Optical absorption in hexagonal-diamond Si and Ge nanowires: insights from STEM-EELS experiments and ab initio theory

TL;DR

This study combines advanced STEM-EELS experiments and ab initio calculations to comprehensively analyze the optical absorption properties of hexagonal-diamond Si and Ge nanowires, revealing their potential for photonics and electronics.

Contribution

It provides the first detailed investigation of optical absorption in 2H-Si and 2H-Ge nanowires, linking structural quality with dielectric response through combined experimental and theoretical approaches.

Findings

2H-Si shows enhanced visible absorption with a threshold above 2.5 eV.

2H-Ge exhibits absorption near 1 eV without clear direct bandgap features.

A 2 eV peak in aloof spectra is due to a thin 3C-Ge shell.

Abstract

Hexagonal-diamond (2H) group IV nanowires are key for advancing group IV-based lasers, quantum electronics, and photonics. Understanding their dielectric response is crucial for performance optimization, but their optical absorption properties remain unexplored. We present the first comprehensive study of optical absorption in 2H-Si and 2H-Ge nanowires, combining high-resolution STEM, monochromated EELS, and ab initio simulations.
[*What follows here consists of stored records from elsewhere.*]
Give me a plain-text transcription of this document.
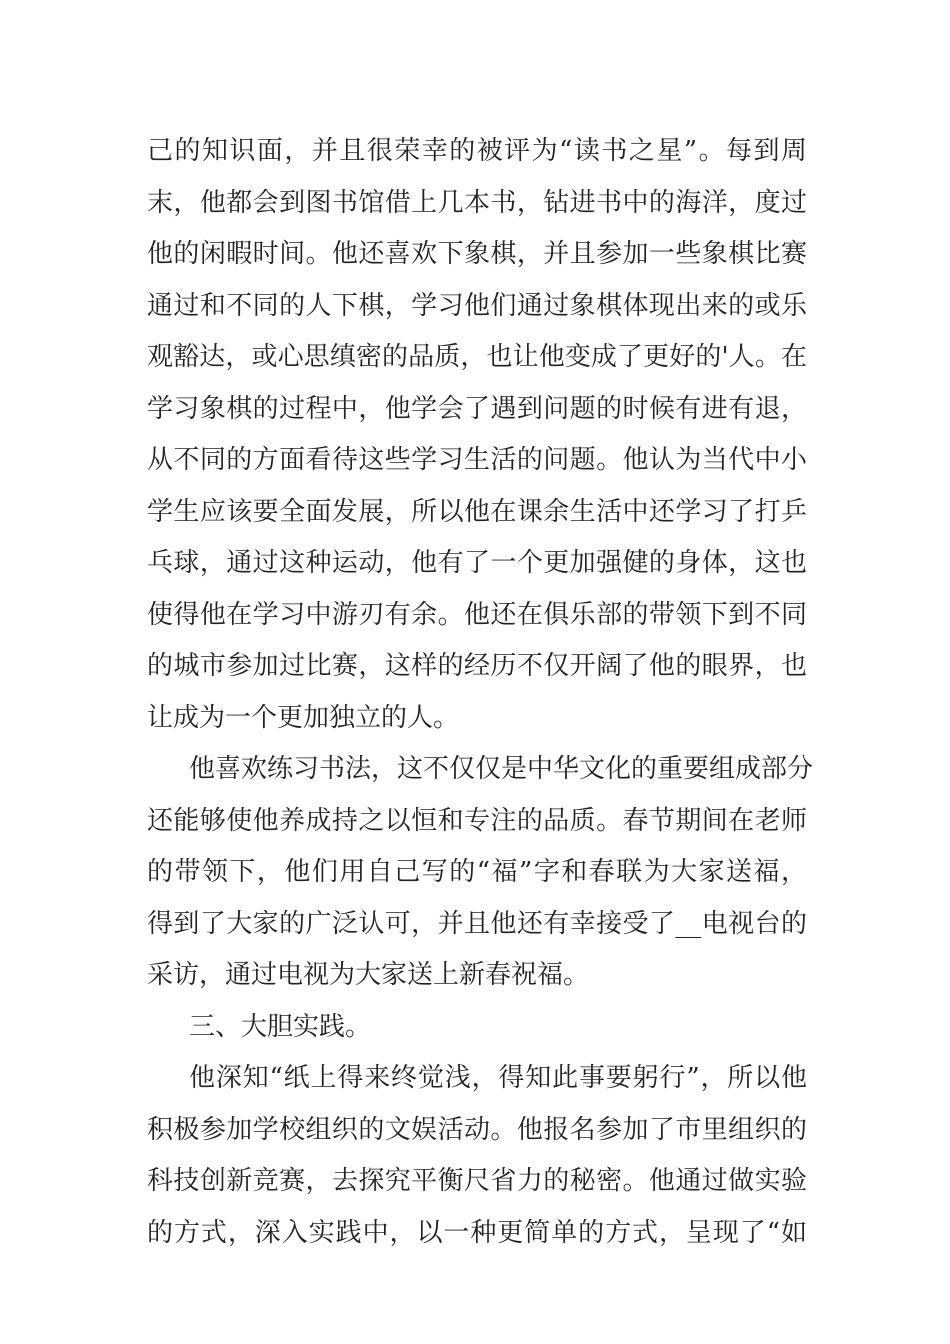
己的知识面，并且很荣幸的被评为“读书之星”。每到周
末，他都会到图书馆借上几本书，钻进书中的海洋，度过
他的闲暇时间。他还喜欢下象棋，并且参加一些象棋比赛
通过和不同的人下棋，学习他们通过象棋体现出来的或乐
观豁达，或心思缜密的品质，也让他变成了更好的'人。在
学习象棋的过程中，他学会了遇到问题的时候有进有退，
从不同的方面看待这些学习生活的问题。他认为当代中小
学生应该要全面发展，所以他在课余生活中还学习了打乒
乓球，通过这种运动，他有了一个更加强健的身体，这也
使得他在学习中游刃有余。他还在俱乐部的带领下到不同
的城市参加过比赛，这样的经历不仅开阔了他的眼界，也
让成为一个更加独立的人。
他喜欢练习书法，这不仅仅是中华文化的重要组成部分
还能够使他养成持之以恒和专注的品质。春节期间在老师
的带领下，他们用自己写的“福”字和春联为大家送福，
得到了大家的广泛认可，并且他还有幸接受了__电视台的
采访，通过电视为大家送上新春祝福。
三、大胆实践。
他深知“纸上得来终觉浅，得知此事要躬行”，所以他
积极参加学校组织的文娱活动。他报名参加了市里组织的
科技创新竞赛，去探究平衡尺省力的秘密。他通过做实验
的方式，深入实践中，以一种更简单的方式，呈现了“如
The nanowires, grown in situ in a TEM as nanobranches on GaAs stems, show excellent structural quality: single crystalline, strain-free, minimal defects, no substrate contamination, enabling access to intrinsic dielectric response. 2H-Si exhibits enhanced absorption in the visible range compared to cubic Si, with a marked onset above 2.5 eV. 2H-Ge shows absorption near 1 eV but no clear features at the direct bandgap, as predicted by ab initio simulations. A peak around 2 eV in aloof-beam spectra is attributed to a thin 3C-Ge shell. These findings clarify structure-optical response relationships in 2H materials.